Fundamental Rights {On|Of|For} The Internet

AUTHOR
Andrea Glorioso

ABSTRACT

Since the inception of its first prototypes in the late ’60s, the internet has certainly come a long way. What used to be an extremely small network – originally designed with military and defence purposes, but very soon turned into a communication system for researchers – has nowadays become an essential element for economies and, most importantly, for societies throughout the world [1].

Although the social significance and implications of this new technology[2] was rather clear both to its original designers (perhaps less so to its funders) and to ‘gearly adopters’, [3] it seems fair to say that it is only in the past decade that the full extent and impact of the internet on societies has become clearer – which does not mean, as this paper will argue, that our level of reflection on and understanding of this relationship is fully satisfactory.

More specifically, this paper argues that it is necessary to broaden our understanding of the relationship between fundamental rights – as enshrined inter alia in the 1948 Universal Declaration of Human Rights, in the 1966 International Covenant on Economic, Social and Cultural Rights and in the 1966 International Covenant on Civil and Political Rights[4] – and the Internet. In particular, the paper argues that we should strive to better understand:

Do or should fundamental rights be changed, or at least declined differently, when their exercise takes place on the internet (e.g. Should the right to freely receive and impart information be refined, in view of the technological possibilities for filtering and blacklisting[5] that abound on the internet) ?

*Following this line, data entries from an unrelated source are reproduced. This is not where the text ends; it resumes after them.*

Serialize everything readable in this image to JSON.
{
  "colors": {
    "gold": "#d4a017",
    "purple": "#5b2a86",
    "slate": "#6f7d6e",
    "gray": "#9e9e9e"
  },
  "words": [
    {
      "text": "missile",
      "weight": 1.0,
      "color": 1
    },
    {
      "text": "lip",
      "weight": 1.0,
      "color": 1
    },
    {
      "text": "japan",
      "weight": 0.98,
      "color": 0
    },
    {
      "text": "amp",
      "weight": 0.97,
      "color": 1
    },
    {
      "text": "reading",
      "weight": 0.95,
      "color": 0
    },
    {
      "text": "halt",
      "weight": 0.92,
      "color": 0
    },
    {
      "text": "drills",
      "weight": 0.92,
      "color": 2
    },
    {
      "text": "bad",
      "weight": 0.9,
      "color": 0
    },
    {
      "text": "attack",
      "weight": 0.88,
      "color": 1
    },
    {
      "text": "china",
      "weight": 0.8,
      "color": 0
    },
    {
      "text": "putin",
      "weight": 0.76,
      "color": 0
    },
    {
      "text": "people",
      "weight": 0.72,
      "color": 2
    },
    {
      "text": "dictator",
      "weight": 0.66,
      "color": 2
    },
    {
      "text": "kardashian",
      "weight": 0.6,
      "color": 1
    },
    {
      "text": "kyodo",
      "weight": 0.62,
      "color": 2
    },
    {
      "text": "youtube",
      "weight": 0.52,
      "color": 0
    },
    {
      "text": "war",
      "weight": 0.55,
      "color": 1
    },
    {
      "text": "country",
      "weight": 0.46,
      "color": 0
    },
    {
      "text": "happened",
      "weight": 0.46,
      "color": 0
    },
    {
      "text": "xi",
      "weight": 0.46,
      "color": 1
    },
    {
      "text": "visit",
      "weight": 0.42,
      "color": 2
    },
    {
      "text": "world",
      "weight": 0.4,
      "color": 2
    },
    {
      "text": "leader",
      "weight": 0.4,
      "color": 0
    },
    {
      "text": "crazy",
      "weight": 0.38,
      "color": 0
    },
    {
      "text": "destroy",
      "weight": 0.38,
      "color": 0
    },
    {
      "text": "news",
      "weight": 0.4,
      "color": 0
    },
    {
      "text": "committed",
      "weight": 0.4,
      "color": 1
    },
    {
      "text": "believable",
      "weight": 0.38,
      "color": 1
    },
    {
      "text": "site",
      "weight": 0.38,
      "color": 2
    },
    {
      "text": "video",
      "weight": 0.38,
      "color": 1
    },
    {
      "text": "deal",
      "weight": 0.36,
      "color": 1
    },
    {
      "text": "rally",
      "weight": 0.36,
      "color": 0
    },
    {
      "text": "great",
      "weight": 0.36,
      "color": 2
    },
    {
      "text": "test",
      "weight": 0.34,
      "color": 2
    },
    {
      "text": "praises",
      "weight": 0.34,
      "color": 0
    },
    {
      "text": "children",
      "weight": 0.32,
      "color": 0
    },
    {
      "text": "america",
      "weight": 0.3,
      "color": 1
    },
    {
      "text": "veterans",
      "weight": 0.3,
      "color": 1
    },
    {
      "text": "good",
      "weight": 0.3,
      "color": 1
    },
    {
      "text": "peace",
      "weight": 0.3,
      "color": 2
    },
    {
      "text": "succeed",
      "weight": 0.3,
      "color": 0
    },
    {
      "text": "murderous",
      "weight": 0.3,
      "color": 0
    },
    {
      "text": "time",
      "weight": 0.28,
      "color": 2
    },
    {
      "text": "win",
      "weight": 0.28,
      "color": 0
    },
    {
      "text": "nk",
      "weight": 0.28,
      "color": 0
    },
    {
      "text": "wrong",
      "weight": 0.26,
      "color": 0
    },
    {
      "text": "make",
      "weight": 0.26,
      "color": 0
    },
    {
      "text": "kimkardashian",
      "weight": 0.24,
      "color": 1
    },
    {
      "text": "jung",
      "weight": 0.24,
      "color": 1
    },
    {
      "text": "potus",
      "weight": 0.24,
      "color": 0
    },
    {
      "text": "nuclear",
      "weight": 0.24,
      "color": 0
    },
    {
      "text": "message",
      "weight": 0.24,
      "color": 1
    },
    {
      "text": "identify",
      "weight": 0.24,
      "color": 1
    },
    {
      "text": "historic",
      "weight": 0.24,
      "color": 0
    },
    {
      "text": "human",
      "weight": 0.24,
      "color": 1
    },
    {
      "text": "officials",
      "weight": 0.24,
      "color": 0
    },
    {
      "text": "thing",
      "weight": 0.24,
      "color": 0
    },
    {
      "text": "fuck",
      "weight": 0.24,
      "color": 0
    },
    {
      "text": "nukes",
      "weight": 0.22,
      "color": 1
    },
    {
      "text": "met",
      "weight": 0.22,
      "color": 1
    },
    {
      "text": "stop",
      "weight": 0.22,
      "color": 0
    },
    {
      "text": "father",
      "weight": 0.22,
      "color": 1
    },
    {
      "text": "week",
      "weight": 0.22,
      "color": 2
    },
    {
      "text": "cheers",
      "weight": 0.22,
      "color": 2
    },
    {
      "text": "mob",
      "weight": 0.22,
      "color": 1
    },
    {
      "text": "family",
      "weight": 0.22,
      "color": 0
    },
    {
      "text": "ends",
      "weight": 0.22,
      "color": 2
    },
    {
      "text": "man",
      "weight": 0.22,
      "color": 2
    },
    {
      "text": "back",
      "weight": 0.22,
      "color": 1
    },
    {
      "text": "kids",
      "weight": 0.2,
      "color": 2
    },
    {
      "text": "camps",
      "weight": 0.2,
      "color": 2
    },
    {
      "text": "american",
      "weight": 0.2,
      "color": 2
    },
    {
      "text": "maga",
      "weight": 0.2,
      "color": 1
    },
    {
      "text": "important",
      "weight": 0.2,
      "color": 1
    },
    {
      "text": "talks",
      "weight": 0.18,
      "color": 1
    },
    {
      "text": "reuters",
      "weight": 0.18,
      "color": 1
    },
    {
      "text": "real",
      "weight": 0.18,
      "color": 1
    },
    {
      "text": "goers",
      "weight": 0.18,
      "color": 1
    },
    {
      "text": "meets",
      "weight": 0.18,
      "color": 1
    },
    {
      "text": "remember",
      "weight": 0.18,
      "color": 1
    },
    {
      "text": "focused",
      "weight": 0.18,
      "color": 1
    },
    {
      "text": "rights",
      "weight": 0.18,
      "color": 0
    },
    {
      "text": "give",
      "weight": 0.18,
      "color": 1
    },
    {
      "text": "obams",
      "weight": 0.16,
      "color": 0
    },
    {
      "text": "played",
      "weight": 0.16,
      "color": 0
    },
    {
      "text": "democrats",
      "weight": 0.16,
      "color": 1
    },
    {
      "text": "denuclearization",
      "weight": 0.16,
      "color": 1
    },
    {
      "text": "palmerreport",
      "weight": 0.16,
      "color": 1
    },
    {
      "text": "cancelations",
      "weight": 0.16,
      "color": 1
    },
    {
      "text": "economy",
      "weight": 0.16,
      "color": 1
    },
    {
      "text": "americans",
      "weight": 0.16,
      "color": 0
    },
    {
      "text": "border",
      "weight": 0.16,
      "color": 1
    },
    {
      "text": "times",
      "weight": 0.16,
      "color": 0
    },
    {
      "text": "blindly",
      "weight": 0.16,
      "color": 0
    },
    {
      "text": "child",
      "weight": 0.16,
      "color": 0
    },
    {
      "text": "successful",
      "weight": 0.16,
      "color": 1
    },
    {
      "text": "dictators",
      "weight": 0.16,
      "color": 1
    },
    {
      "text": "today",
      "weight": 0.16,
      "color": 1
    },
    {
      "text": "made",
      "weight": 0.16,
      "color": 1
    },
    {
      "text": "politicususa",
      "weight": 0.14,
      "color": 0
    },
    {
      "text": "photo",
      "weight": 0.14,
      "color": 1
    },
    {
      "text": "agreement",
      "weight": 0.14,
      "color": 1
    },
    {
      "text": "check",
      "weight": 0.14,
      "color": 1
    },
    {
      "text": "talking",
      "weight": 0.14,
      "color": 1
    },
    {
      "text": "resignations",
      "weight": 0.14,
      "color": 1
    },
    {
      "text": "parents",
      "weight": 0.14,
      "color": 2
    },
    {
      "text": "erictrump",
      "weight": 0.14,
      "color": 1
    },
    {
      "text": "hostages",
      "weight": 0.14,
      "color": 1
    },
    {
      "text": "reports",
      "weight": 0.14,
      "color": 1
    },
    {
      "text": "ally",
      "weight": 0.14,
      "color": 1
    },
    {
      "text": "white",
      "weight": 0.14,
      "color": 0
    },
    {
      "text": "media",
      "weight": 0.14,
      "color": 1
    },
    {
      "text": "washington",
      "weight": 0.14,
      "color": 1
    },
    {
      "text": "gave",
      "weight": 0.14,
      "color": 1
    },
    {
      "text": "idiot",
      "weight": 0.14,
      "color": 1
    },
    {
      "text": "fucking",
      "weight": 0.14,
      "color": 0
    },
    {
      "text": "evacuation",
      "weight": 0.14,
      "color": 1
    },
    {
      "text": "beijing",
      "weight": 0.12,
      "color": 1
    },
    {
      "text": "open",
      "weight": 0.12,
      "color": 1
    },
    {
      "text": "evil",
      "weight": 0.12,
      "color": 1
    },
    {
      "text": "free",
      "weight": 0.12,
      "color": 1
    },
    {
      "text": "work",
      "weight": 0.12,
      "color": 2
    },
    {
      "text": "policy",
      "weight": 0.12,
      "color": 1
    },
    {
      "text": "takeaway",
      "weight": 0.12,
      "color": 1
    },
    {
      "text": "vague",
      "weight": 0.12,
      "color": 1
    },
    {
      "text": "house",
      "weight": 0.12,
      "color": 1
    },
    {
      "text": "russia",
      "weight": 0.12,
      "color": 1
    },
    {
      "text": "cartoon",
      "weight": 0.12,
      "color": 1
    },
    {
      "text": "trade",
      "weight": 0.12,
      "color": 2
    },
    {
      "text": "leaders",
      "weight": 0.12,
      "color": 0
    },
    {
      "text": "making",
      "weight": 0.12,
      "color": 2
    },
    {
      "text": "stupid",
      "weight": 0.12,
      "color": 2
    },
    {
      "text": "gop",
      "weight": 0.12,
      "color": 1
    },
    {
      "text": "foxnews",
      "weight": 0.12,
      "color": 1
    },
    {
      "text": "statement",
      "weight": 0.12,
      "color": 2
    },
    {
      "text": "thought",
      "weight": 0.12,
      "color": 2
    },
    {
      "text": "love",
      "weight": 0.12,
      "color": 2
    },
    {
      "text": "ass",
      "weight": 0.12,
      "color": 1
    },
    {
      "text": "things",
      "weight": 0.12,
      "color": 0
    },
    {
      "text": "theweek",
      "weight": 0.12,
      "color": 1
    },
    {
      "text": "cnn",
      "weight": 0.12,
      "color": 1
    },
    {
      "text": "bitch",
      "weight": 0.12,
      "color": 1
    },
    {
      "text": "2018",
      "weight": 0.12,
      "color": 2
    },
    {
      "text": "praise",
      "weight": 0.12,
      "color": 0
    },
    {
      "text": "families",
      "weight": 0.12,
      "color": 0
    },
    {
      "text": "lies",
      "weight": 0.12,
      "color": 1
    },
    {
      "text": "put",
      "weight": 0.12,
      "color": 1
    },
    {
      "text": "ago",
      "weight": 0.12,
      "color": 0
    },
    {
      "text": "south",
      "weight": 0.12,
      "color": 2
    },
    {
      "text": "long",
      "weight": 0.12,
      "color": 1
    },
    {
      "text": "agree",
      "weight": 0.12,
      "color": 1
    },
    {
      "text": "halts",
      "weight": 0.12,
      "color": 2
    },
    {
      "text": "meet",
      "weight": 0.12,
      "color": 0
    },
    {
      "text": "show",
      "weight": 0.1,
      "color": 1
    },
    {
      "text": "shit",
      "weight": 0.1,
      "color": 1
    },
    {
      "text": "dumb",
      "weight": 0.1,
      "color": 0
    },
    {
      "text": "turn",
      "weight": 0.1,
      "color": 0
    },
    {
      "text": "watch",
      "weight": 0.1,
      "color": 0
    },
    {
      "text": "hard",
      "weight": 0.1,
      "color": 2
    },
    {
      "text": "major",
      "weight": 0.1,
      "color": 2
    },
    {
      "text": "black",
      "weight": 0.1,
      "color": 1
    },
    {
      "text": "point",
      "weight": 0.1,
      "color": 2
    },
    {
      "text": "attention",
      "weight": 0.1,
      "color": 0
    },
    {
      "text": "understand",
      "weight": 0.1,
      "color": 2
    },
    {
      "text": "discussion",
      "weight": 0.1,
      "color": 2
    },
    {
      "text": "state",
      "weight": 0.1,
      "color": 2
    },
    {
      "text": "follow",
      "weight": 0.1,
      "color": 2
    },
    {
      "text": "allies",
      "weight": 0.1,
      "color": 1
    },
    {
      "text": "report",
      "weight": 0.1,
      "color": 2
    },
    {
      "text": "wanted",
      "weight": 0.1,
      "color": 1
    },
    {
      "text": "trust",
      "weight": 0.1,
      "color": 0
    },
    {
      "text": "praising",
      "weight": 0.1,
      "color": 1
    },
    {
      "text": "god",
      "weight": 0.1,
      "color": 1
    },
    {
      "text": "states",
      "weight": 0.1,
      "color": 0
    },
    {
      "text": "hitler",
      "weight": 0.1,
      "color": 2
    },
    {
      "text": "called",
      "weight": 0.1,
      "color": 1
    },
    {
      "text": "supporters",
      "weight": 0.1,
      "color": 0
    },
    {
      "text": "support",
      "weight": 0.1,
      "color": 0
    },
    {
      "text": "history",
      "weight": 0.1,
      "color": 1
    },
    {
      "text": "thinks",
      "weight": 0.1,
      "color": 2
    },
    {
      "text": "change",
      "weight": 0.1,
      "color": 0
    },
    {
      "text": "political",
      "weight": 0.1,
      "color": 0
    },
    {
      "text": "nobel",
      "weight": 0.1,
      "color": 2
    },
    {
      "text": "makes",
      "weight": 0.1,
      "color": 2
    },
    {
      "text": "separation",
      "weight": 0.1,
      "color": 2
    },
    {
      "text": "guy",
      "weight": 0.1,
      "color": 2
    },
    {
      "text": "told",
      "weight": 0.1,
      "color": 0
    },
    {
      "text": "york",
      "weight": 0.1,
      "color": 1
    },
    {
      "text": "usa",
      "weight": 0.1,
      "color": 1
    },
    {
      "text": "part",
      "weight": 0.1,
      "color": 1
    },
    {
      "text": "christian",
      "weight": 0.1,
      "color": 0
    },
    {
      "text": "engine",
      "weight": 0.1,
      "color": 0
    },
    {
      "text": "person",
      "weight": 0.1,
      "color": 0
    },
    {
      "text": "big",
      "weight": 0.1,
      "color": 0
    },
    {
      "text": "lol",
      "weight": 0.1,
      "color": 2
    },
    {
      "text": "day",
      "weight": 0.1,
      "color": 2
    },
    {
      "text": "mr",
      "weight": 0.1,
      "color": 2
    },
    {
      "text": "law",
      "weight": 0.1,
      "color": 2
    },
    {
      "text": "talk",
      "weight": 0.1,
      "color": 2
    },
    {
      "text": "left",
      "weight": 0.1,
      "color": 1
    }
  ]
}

Although the internet, as a human-made piece of technology, does not have rights per se, is it useful to frame the discourse around this topic also in terms of the specific technological characteristics that the internet should be guaranteed to have in order for fundamental rights on the internet to be meaningfully exercise (e.g. Should “network neutrality” be mandatory) ?

Are there fundamental rights – and if so, which ones – that must be particularly safeguarded and promoted in order to make sure that the distributed social – but technology-based – ecosystem of the internet is preserved and, even more importantly, updated and developed to cope with new requirements that might arise, so that, as above, the meaningful exercise of fundamental rights on the internet is preserved (e.g. How far should the right to private initiative be balanced against the intervention of public authorities in developing the internet of the future) ?

The paper will provide a legal, technological and policy framework to discuss these three questions, on the basis both of existing literature and of the ongoing policy initiatives in this area, including, but not limited to, the activities of the dynamic coalition on rights and principles in the context of the internet governance forum,[6] of participants to the world summit on the information society[7], of the council of europe[8] and of other relevant players.

REFERENCES

[1] See inter alia Organisation for Economic Cooperation and Development, Declaration on the Future of the Internet Economy, 2008, available at http://www.oecd.org/dataoecd/49/28/40839436.pdf; and even more importantly the OECD report Shaping policies for the future of the Internet Economy and its annexes (available respectively at http://www.oecd.org/dataoecd/1/29/40821707.pdf and http://www.oecd.org/dataoecd/1/28/40821729.pdf).

[2] In this contribution the definition of ‘technology’ introduced in R.G. Lipsey, K. I. Carlaw, C. T. Bekar, Economic Transformations – General Purpose Technologies and Long Term Economic Growth, Oxford University Press, 2005, p.58, will be used, i.e. “the set of ideas specifying all activities that create economic value […] comprising (1) knowledge about product technologies, the specifications of everything that is produced; (2) knowledge about process technologies, the specifications of all processes by which goods and services are produced; (3) knowledge about organisational technologies, the specification of how productive activity is organised in productive and administrative units for producing present and future goods and services”.

[3] See for example S. Levy, Hackers – Heros of the Computer Revolution, Anchor Press, 1984.

[4] As mentioned, the references to these three instruments should not be interpreted as limiting the scope of the necessary analysis. Many other instruments, some of which are available for consultation at http://www2.ohchr.org/english/law/, play a central role in this reflection.

[5] See inter alia R. Deibert, J. Palfrey, R. Rohozinski, J. Zittrain (eds.), Access Denied: The Practice and Policy of Global Internet Filtering, MIT Press, 2008, as well as the reports of the OpenNet Initiative (http://opennet.net/) and their proposed taxonomy (http://opennet.net/about-filtering).

[6] See http://www.internetrightsandprinciples.org/.

[7] See http://www.itu.int/wsis/.

[8] See http://www.coe.int/ and in particular the declaration on freedom of communication on the internet adopted by the committee of ministers on 28 may 2003 at the 840th meeting of the ministers’ deputies) and the resolution on internet governance and critical internet resources (adopted by the conference of ministers on 29 may 2009 at the 1st council of europe conference of ministers responsible for media and new communication services).